Mary Halvorson: Amaryllis / Belladonna review | John Fordham’s jazz album of the month

The release of two contrasting albums demonstrate how far this inventive, singleminded guitarist has come, and offers a glimpse of a dazzling future

The tenaciously inventive Massachusetts-born guitarist Mary Halvorson swapped classical violin for an electric guitar when she heard Jimi Hendrix at 11, and a biology degree for a life in music when she met avant-jazz composing, sax-improvising legend Anthony Braxton at a college jazz workshop. Halvorson has since forged a 20-year career embracing multiple DownBeat magazine best guitar awards, dozens of albums as a guest or leader, a MacArthur Foundation “genius grant” and much else.

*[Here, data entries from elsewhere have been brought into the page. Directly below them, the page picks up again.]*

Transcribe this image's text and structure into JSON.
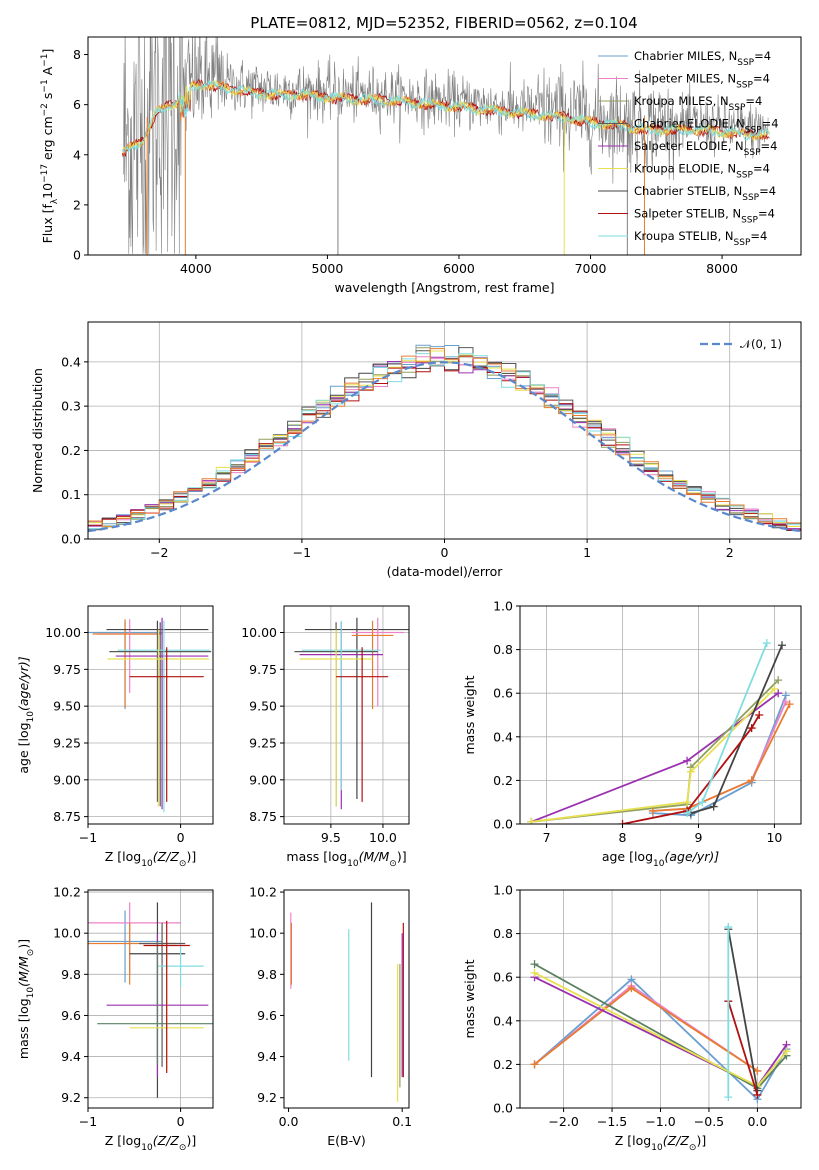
{
  "figure_title": "PLATE=0812, MJD=52352, FIBERID=0562, z=0.104",
  "legend_colors": [
    "#6a9fd0",
    "#ee82c8",
    "#8f9f5f",
    "#5a5a5a",
    "#9a30b0",
    "#e8e050",
    "#444444",
    "#b01010",
    "#80dde0"
  ],
  "chart_data": [
    {
      "id": "spectrum",
      "type": "line",
      "title": "PLATE=0812, MJD=52352, FIBERID=0562, z=0.104",
      "xlabel": "wavelength [Angstrom, rest frame]",
      "ylabel_parts": [
        "Flux [f",
        "λ",
        "10",
        "−17",
        " erg cm",
        "−2",
        " s",
        "−1",
        " A",
        "−1",
        "]"
      ],
      "xlim": [
        3180,
        8600
      ],
      "ylim": [
        0,
        8.7
      ],
      "xticks": [
        4000,
        5000,
        6000,
        7000,
        8000
      ],
      "yticks": [
        0,
        2,
        4,
        6,
        8
      ],
      "grid": false,
      "legend_position": "top-right",
      "legend": [
        {
          "label": "Chabrier MILES, N",
          "sub": "SSP",
          "suffix": "=4",
          "color": "#6a9fd0"
        },
        {
          "label": "Salpeter MILES, N",
          "sub": "SSP",
          "suffix": "=4",
          "color": "#ee82c8"
        },
        {
          "label": "Kroupa MILES, N",
          "sub": "SSP",
          "suffix": "=4",
          "color": "#8f9f5f"
        },
        {
          "label": "Chabrier ELODIE, N",
          "sub": "SSP",
          "suffix": "=4",
          "color": "#5a5a5a"
        },
        {
          "label": "Salpeter ELODIE, N",
          "sub": "SSP",
          "suffix": "=4",
          "color": "#9a30b0"
        },
        {
          "label": "Kroupa ELODIE, N",
          "sub": "SSP",
          "suffix": "=4",
          "color": "#e8e050"
        },
        {
          "label": "Chabrier STELIB, N",
          "sub": "SSP",
          "suffix": "=4",
          "color": "#444444"
        },
        {
          "label": "Salpeter STELIB, N",
          "sub": "SSP",
          "suffix": "=4",
          "color": "#b01010"
        },
        {
          "label": "Kroupa STELIB, N",
          "sub": "SSP",
          "suffix": "=4",
          "color": "#80dde0"
        }
      ],
      "continuum": [
        [
          3450,
          4.3
        ],
        [
          3600,
          4.8
        ],
        [
          3700,
          5.9
        ],
        [
          3850,
          6.3
        ],
        [
          3950,
          6.9
        ],
        [
          4050,
          7.0
        ],
        [
          4200,
          6.9
        ],
        [
          4400,
          6.7
        ],
        [
          4600,
          6.6
        ],
        [
          4800,
          6.6
        ],
        [
          5000,
          6.5
        ],
        [
          5200,
          6.4
        ],
        [
          5400,
          6.4
        ],
        [
          5600,
          6.3
        ],
        [
          5800,
          6.2
        ],
        [
          6000,
          6.1
        ],
        [
          6200,
          6.0
        ],
        [
          6400,
          5.9
        ],
        [
          6600,
          5.8
        ],
        [
          6800,
          5.7
        ],
        [
          7000,
          5.5
        ],
        [
          7200,
          5.4
        ],
        [
          7400,
          5.2
        ],
        [
          7600,
          5.2
        ],
        [
          7800,
          5.2
        ],
        [
          8000,
          5.1
        ],
        [
          8200,
          5.0
        ],
        [
          8350,
          5.0
        ]
      ]
    },
    {
      "id": "residuals",
      "type": "line",
      "xlabel": "(data-model)/error",
      "ylabel": "Normed distribution",
      "xlim": [
        -2.5,
        2.5
      ],
      "ylim": [
        0,
        0.49
      ],
      "xticks": [
        -2,
        -1,
        0,
        1,
        2
      ],
      "yticks": [
        0.0,
        0.1,
        0.2,
        0.3,
        0.4
      ],
      "grid": true,
      "legend_position": "top-right",
      "legend_label": "𝒩(0, 1)",
      "legend_color": "#5a88cc",
      "bin_width": 0.1
    },
    {
      "id": "age-vs-Z",
      "type": "scatter",
      "xlabel_parts": [
        "Z [log",
        "10",
        "(Z/Z",
        "⊙",
        ")]"
      ],
      "ylabel_parts": [
        "age  [log",
        "10",
        "(age/yr)]"
      ],
      "xlim": [
        -1.0,
        0.35
      ],
      "ylim": [
        8.7,
        10.18
      ],
      "xticks": [
        -1,
        0
      ],
      "yticks": [
        8.75,
        9.0,
        9.25,
        9.5,
        9.75,
        10.0
      ],
      "grid": true,
      "points": [
        {
          "x": -0.6,
          "y": 10.0,
          "xerr": 0.4,
          "yerr": [
            0.52,
            0.08
          ],
          "color": "#6a9fd0"
        },
        {
          "x": -0.55,
          "y": 9.99,
          "xerr": 0.35,
          "yerr": [
            0.4,
            0.1
          ],
          "color": "#ee82c8"
        },
        {
          "x": -0.6,
          "y": 9.99,
          "xerr": 0.35,
          "yerr": [
            0.5,
            0.1
          ],
          "color": "#e67d30"
        },
        {
          "x": -0.25,
          "y": 10.02,
          "xerr": 0.55,
          "yerr": [
            1.17,
            0.06
          ],
          "color": "#444444"
        },
        {
          "x": -0.2,
          "y": 9.84,
          "xerr": 0.5,
          "yerr": [
            1.04,
            0.26
          ],
          "color": "#9a30b0"
        },
        {
          "x": -0.22,
          "y": 9.87,
          "xerr": 0.55,
          "yerr": [
            1.05,
            0.2
          ],
          "color": "#5a5a5a"
        },
        {
          "x": -0.18,
          "y": 9.88,
          "xerr": 0.5,
          "yerr": [
            1.1,
            0.2
          ],
          "color": "#80dde0"
        },
        {
          "x": -0.24,
          "y": 9.82,
          "xerr": 0.55,
          "yerr": [
            1.0,
            0.2
          ],
          "color": "#e8e050"
        },
        {
          "x": -0.15,
          "y": 9.7,
          "xerr": 0.4,
          "yerr": [
            0.85,
            0.2
          ],
          "color": "#b01010"
        }
      ]
    },
    {
      "id": "age-vs-mass",
      "type": "scatter",
      "xlabel_parts": [
        "mass [log",
        "10",
        "(M/M",
        "⊙",
        ")]"
      ],
      "ylabel_parts": [],
      "xlim": [
        9.05,
        10.25
      ],
      "ylim": [
        8.7,
        10.18
      ],
      "xticks": [
        9.5,
        10.0
      ],
      "yticks": [
        8.75,
        9.0,
        9.25,
        9.5,
        9.75,
        10.0
      ],
      "grid": true,
      "points": [
        {
          "x": 9.75,
          "y": 10.02,
          "xerr": 0.5,
          "yerr": [
            1.15,
            0.08
          ],
          "color": "#444444"
        },
        {
          "x": 9.95,
          "y": 10.0,
          "xerr": 0.25,
          "yerr": [
            0.5,
            0.1
          ],
          "color": "#ee82c8"
        },
        {
          "x": 9.9,
          "y": 9.98,
          "xerr": 0.2,
          "yerr": [
            0.5,
            0.1
          ],
          "color": "#e67d30"
        },
        {
          "x": 9.6,
          "y": 9.85,
          "xerr": 0.4,
          "yerr": [
            1.05,
            0.22
          ],
          "color": "#9a30b0"
        },
        {
          "x": 9.55,
          "y": 9.87,
          "xerr": 0.4,
          "yerr": [
            1.05,
            0.2
          ],
          "color": "#5a5a5a"
        },
        {
          "x": 9.6,
          "y": 9.88,
          "xerr": 0.38,
          "yerr": [
            0.95,
            0.2
          ],
          "color": "#80dde0"
        },
        {
          "x": 9.55,
          "y": 9.82,
          "xerr": 0.35,
          "yerr": [
            1.0,
            0.2
          ],
          "color": "#e8e050"
        },
        {
          "x": 9.8,
          "y": 9.7,
          "xerr": 0.25,
          "yerr": [
            0.85,
            0.2
          ],
          "color": "#b01010"
        }
      ]
    },
    {
      "id": "weight-vs-age",
      "type": "line",
      "xlabel_parts": [
        "age  [log",
        "10",
        "(age/yr)]"
      ],
      "ylabel": "mass weight",
      "xlim": [
        6.65,
        10.35
      ],
      "ylim": [
        0,
        1.0
      ],
      "xticks": [
        7,
        8,
        9,
        10
      ],
      "yticks": [
        0.0,
        0.2,
        0.4,
        0.6,
        0.8,
        1.0
      ],
      "grid": true,
      "series": [
        {
          "color": "#6a9fd0",
          "x": [
            8.4,
            8.9,
            9.7,
            10.15
          ],
          "y": [
            0.05,
            0.04,
            0.19,
            0.59
          ]
        },
        {
          "color": "#ee82c8",
          "x": [
            8.4,
            8.85,
            9.7,
            10.15
          ],
          "y": [
            0.06,
            0.07,
            0.2,
            0.56
          ]
        },
        {
          "color": "#e67d30",
          "x": [
            8.4,
            8.85,
            9.7,
            10.2
          ],
          "y": [
            0.06,
            0.07,
            0.2,
            0.55
          ]
        },
        {
          "color": "#9a30b0",
          "x": [
            6.8,
            8.85,
            10.05
          ],
          "y": [
            0.01,
            0.29,
            0.6
          ]
        },
        {
          "color": "#8f9f5f",
          "x": [
            6.8,
            8.85,
            8.9,
            10.05
          ],
          "y": [
            0.01,
            0.09,
            0.26,
            0.66
          ]
        },
        {
          "color": "#e8e050",
          "x": [
            6.8,
            8.85,
            8.9,
            10.0
          ],
          "y": [
            0.01,
            0.1,
            0.24,
            0.62
          ]
        },
        {
          "color": "#444444",
          "x": [
            8.9,
            9.2,
            10.1
          ],
          "y": [
            0.05,
            0.08,
            0.82
          ]
        },
        {
          "color": "#b01010",
          "x": [
            8.0,
            8.85,
            9.7,
            9.8
          ],
          "y": [
            0.0,
            0.06,
            0.44,
            0.5
          ]
        },
        {
          "color": "#80dde0",
          "x": [
            8.85,
            9.05,
            9.9
          ],
          "y": [
            0.05,
            0.1,
            0.83
          ]
        }
      ]
    },
    {
      "id": "mass-vs-Z",
      "type": "scatter",
      "xlabel_parts": [
        "Z [log",
        "10",
        "(Z/Z",
        "⊙",
        ")]"
      ],
      "ylabel_parts": [
        "mass [log",
        "10",
        "(M/M",
        "⊙",
        ")]"
      ],
      "xlim": [
        -1.0,
        0.35
      ],
      "ylim": [
        9.15,
        10.21
      ],
      "xticks": [
        -1,
        0
      ],
      "yticks": [
        9.2,
        9.4,
        9.6,
        9.8,
        10.0,
        10.2
      ],
      "grid": true,
      "points": [
        {
          "x": -0.6,
          "y": 9.96,
          "xerr": 0.4,
          "yerr": [
            0.2,
            0.15
          ],
          "color": "#6a9fd0"
        },
        {
          "x": -0.55,
          "y": 10.05,
          "xerr": 0.55,
          "yerr": [
            0.25,
            0.1
          ],
          "color": "#ee82c8"
        },
        {
          "x": -0.55,
          "y": 9.95,
          "xerr": 0.5,
          "yerr": [
            0.2,
            0.1
          ],
          "color": "#e67d30"
        },
        {
          "x": -0.2,
          "y": 9.95,
          "xerr": 0.25,
          "yerr": [
            0.6,
            0.1
          ],
          "color": "#5a5a5a"
        },
        {
          "x": -0.25,
          "y": 9.9,
          "xerr": 0.3,
          "yerr": [
            0.7,
            0.25
          ],
          "color": "#444444"
        },
        {
          "x": 0.0,
          "y": 9.84,
          "xerr": 0.25,
          "yerr": [
            0.1,
            0.1
          ],
          "color": "#80dde0"
        },
        {
          "x": -0.25,
          "y": 9.65,
          "xerr": 0.55,
          "yerr": [
            0.35,
            0.35
          ],
          "color": "#9a30b0"
        },
        {
          "x": -0.25,
          "y": 9.56,
          "xerr": 0.65,
          "yerr": [
            0.2,
            0.4
          ],
          "color": "#5a8060"
        },
        {
          "x": -0.15,
          "y": 9.54,
          "xerr": 0.4,
          "yerr": [
            0.2,
            0.4
          ],
          "color": "#e8e050"
        },
        {
          "x": -0.15,
          "y": 9.94,
          "xerr": 0.25,
          "yerr": [
            0.62,
            0.12
          ],
          "color": "#b01010"
        }
      ]
    },
    {
      "id": "mass-vs-EBV",
      "type": "scatter",
      "xlabel": "E(B-V)",
      "ylabel_parts": [],
      "xlim": [
        -0.004,
        0.106
      ],
      "ylim": [
        9.15,
        10.21
      ],
      "xticks": [
        0.0,
        0.1
      ],
      "yticks": [
        9.2,
        9.4,
        9.6,
        9.8,
        10.0,
        10.2
      ],
      "grid": false,
      "points": [
        {
          "x": 0.002,
          "y": 9.95,
          "yerr": [
            0.22,
            0.15
          ],
          "color": "#ee82c8"
        },
        {
          "x": 0.0025,
          "y": 9.93,
          "yerr": [
            0.18,
            0.12
          ],
          "color": "#e67d30"
        },
        {
          "x": 0.053,
          "y": 9.7,
          "yerr": [
            0.32,
            0.32
          ],
          "color": "#80dde0"
        },
        {
          "x": 0.073,
          "y": 9.72,
          "yerr": [
            0.42,
            0.43
          ],
          "color": "#444444"
        },
        {
          "x": 0.096,
          "y": 9.53,
          "yerr": [
            0.35,
            0.32
          ],
          "color": "#e8e050"
        },
        {
          "x": 0.098,
          "y": 9.55,
          "yerr": [
            0.3,
            0.3
          ],
          "color": "#8f9f5f"
        },
        {
          "x": 0.101,
          "y": 9.7,
          "yerr": [
            0.4,
            0.35
          ],
          "color": "#b01010"
        },
        {
          "x": 0.1,
          "y": 9.62,
          "yerr": [
            0.32,
            0.38
          ],
          "color": "#9a30b0"
        }
      ]
    },
    {
      "id": "weight-vs-Z",
      "type": "line",
      "xlabel_parts": [
        "Z [log",
        "10",
        "(Z/Z",
        "⊙",
        ")]"
      ],
      "ylabel": "mass weight",
      "xlim": [
        -2.45,
        0.45
      ],
      "ylim": [
        0,
        1.0
      ],
      "xticks": [
        -2.0,
        -1.5,
        -1.0,
        -0.5,
        0.0
      ],
      "yticks": [
        0.0,
        0.2,
        0.4,
        0.6,
        0.8,
        1.0
      ],
      "grid": true,
      "series": [
        {
          "color": "#6a9fd0",
          "x": [
            -2.3,
            -1.3,
            0.0,
            0.3
          ],
          "y": [
            0.2,
            0.59,
            0.04,
            0.27
          ]
        },
        {
          "color": "#ee82c8",
          "x": [
            -2.3,
            -1.3,
            0.0
          ],
          "y": [
            0.2,
            0.56,
            0.17
          ]
        },
        {
          "color": "#e67d30",
          "x": [
            -2.3,
            -1.3,
            0.0
          ],
          "y": [
            0.2,
            0.55,
            0.17
          ]
        },
        {
          "color": "#9a30b0",
          "x": [
            -2.3,
            0.0,
            0.3
          ],
          "y": [
            0.6,
            0.1,
            0.29
          ]
        },
        {
          "color": "#5a8060",
          "x": [
            -2.3,
            0.0,
            0.3
          ],
          "y": [
            0.66,
            0.09,
            0.24
          ]
        },
        {
          "color": "#e8e050",
          "x": [
            -2.3,
            0.0,
            0.3
          ],
          "y": [
            0.62,
            0.1,
            0.26
          ]
        },
        {
          "color": "#444444",
          "x": [
            -0.3,
            0.0
          ],
          "y": [
            0.82,
            0.08
          ]
        },
        {
          "color": "#b01010",
          "x": [
            -0.3,
            0.0
          ],
          "y": [
            0.49,
            0.06
          ]
        },
        {
          "color": "#80dde0",
          "x": [
            -0.3,
            -0.3
          ],
          "y": [
            0.83,
            0.05
          ]
        }
      ]
    }
  ]
}
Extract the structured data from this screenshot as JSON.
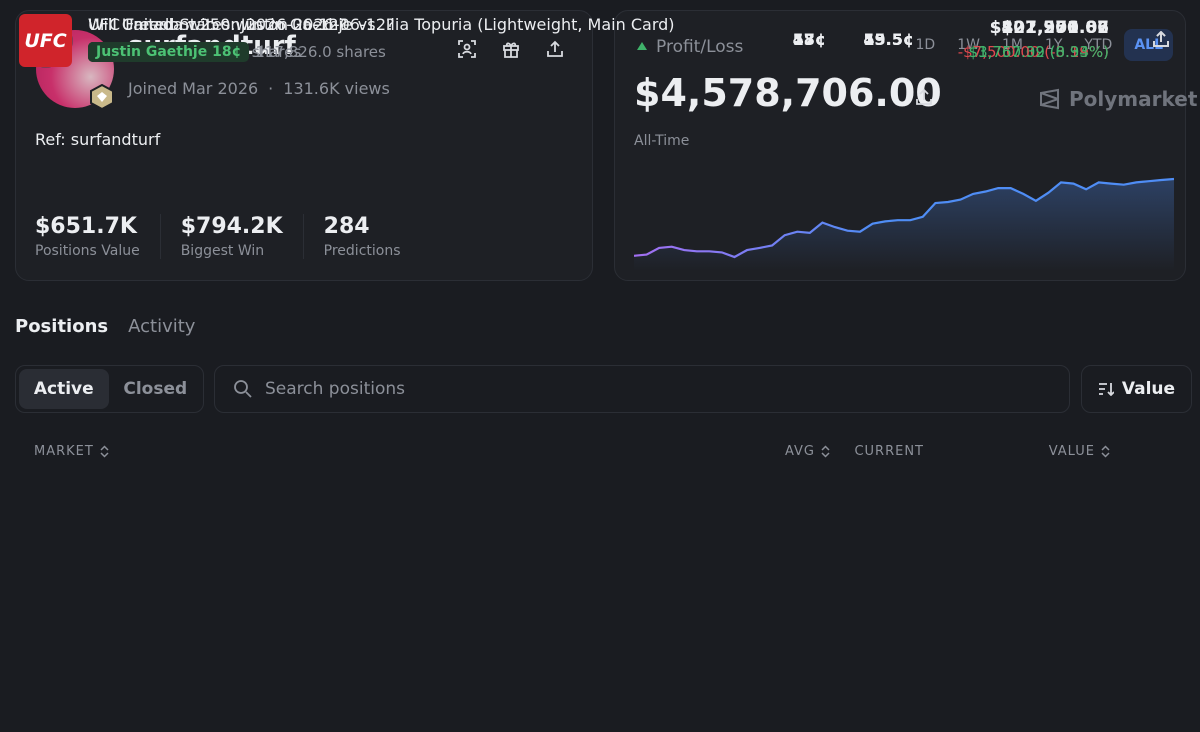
{
  "profile": {
    "username": "surfandturf",
    "joined": "Joined Mar 2026",
    "views": "131.6K views",
    "ref": "Ref: surfandturf",
    "stats": [
      {
        "value": "$651.7K",
        "label": "Positions Value"
      },
      {
        "value": "$794.2K",
        "label": "Biggest Win"
      },
      {
        "value": "284",
        "label": "Predictions"
      }
    ]
  },
  "pnl": {
    "label": "Profit/Loss",
    "ranges": [
      "1D",
      "1W",
      "1M",
      "1Y",
      "YTD",
      "ALL"
    ],
    "active_range": 5,
    "amount": "$4,578,706.00",
    "brand": "Polymarket",
    "period": "All-Time",
    "chart": {
      "type": "line",
      "color_start": "#a36ff2",
      "color": "#4f8df5",
      "values": [
        0.07,
        0.14,
        0.54,
        0.61,
        0.41,
        0.34,
        0.34,
        0.27,
        0,
        0.41,
        0.54,
        0.68,
        1.29,
        1.5,
        1.43,
        2.04,
        1.77,
        1.56,
        1.5,
        1.97,
        2.11,
        2.18,
        2.18,
        2.38,
        3.2,
        3.26,
        3.4,
        3.74,
        3.88,
        4.08,
        4.08,
        3.74,
        3.33,
        3.81,
        4.42,
        4.35,
        4.01,
        4.42,
        4.35,
        4.28,
        4.42,
        4.49,
        4.56,
        4.62
      ]
    }
  },
  "tabs": [
    "Positions",
    "Activity"
  ],
  "active_tab": 0,
  "filters": [
    "Active",
    "Closed"
  ],
  "active_filter": 0,
  "search_placeholder": "Search positions",
  "sort": "Value",
  "table": {
    "headers": [
      {
        "label": "MARKET",
        "sortable": true
      },
      {
        "label": "AVG",
        "sortable": true
      },
      {
        "label": "CURRENT",
        "sortable": false
      },
      {
        "label": "VALUE",
        "sortable": true
      }
    ],
    "rows": [
      {
        "icon": "ball",
        "title": "Will Canada win on 2026-06-12?",
        "outcome": "Yes 53¢",
        "shares": "750,003.4 shares",
        "avg": "53¢",
        "current": "53.5¢",
        "value": "$401,251.82",
        "pnl": "$3,750.02 (0.94%)"
      },
      {
        "icon": "ball",
        "title": "Will United States win on 2026-06-12?",
        "outcome": "Yes 47¢",
        "shares": "500,000.1 shares",
        "avg": "47¢",
        "current": "45.5¢",
        "value": "$227,500.06",
        "pnl": "-$7,500.00 (-3.19%)"
      },
      {
        "icon": "ufc",
        "logo_text": "UFC",
        "title": "UFC Freedom 250: Justin Gaethje vs. Ilia Topuria (Lightweight, Main Card)",
        "outcome": "Justin Gaethje 18¢",
        "shares": "117,826.0 shares",
        "avg": "18¢",
        "current": "19.5¢",
        "value": "$22,976.07",
        "pnl": "$1,767.39 (8.33%)"
      }
    ]
  }
}
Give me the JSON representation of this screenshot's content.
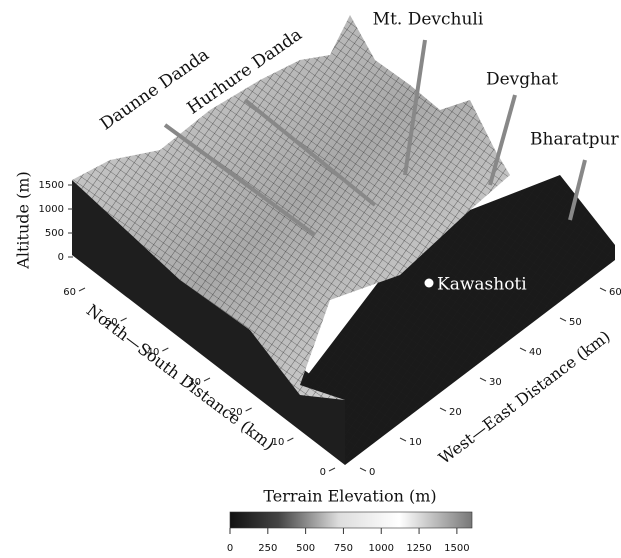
{
  "chart_data": {
    "type": "surface",
    "zlabel": "Altitude (m)",
    "xlabel": "North—South Distance (km)",
    "ylabel": "West—East Distance (km)",
    "zlim": [
      0,
      1500
    ],
    "zticks": [
      0,
      500,
      1000,
      1500
    ],
    "xlim": [
      0,
      60
    ],
    "xticks": [
      0,
      10,
      20,
      30,
      40,
      50,
      60
    ],
    "ylim": [
      0,
      60
    ],
    "yticks": [
      0,
      10,
      20,
      30,
      40,
      50,
      60
    ],
    "colorbar": {
      "label": "Terrain Elevation (m)",
      "lim": [
        0,
        1600
      ],
      "ticks": [
        0,
        250,
        500,
        750,
        1000,
        1250,
        1500
      ]
    },
    "annotations": [
      "Daunne Danda",
      "Hurhure Danda",
      "Mt. Devchuli",
      "Devghat",
      "Bharatpur",
      "Kawashoti"
    ]
  }
}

Halvorson’s current double release, Amaryllis and Belladonna, shows how far this singleminded original has come, and affords a glimpse of how far she may go. Amaryllis was mostly conceived for a six-piece improv band; Belladonna for New York’s contemporary-classical Mivos string quartet – but both sessions confirm how years of jaggedly lyrical solo and ensemble improvising and a quirkily subversive affection for mainstream music (a fondness shared with Braxton) have now nurtured a composer of unpredictable but warmly expressive character.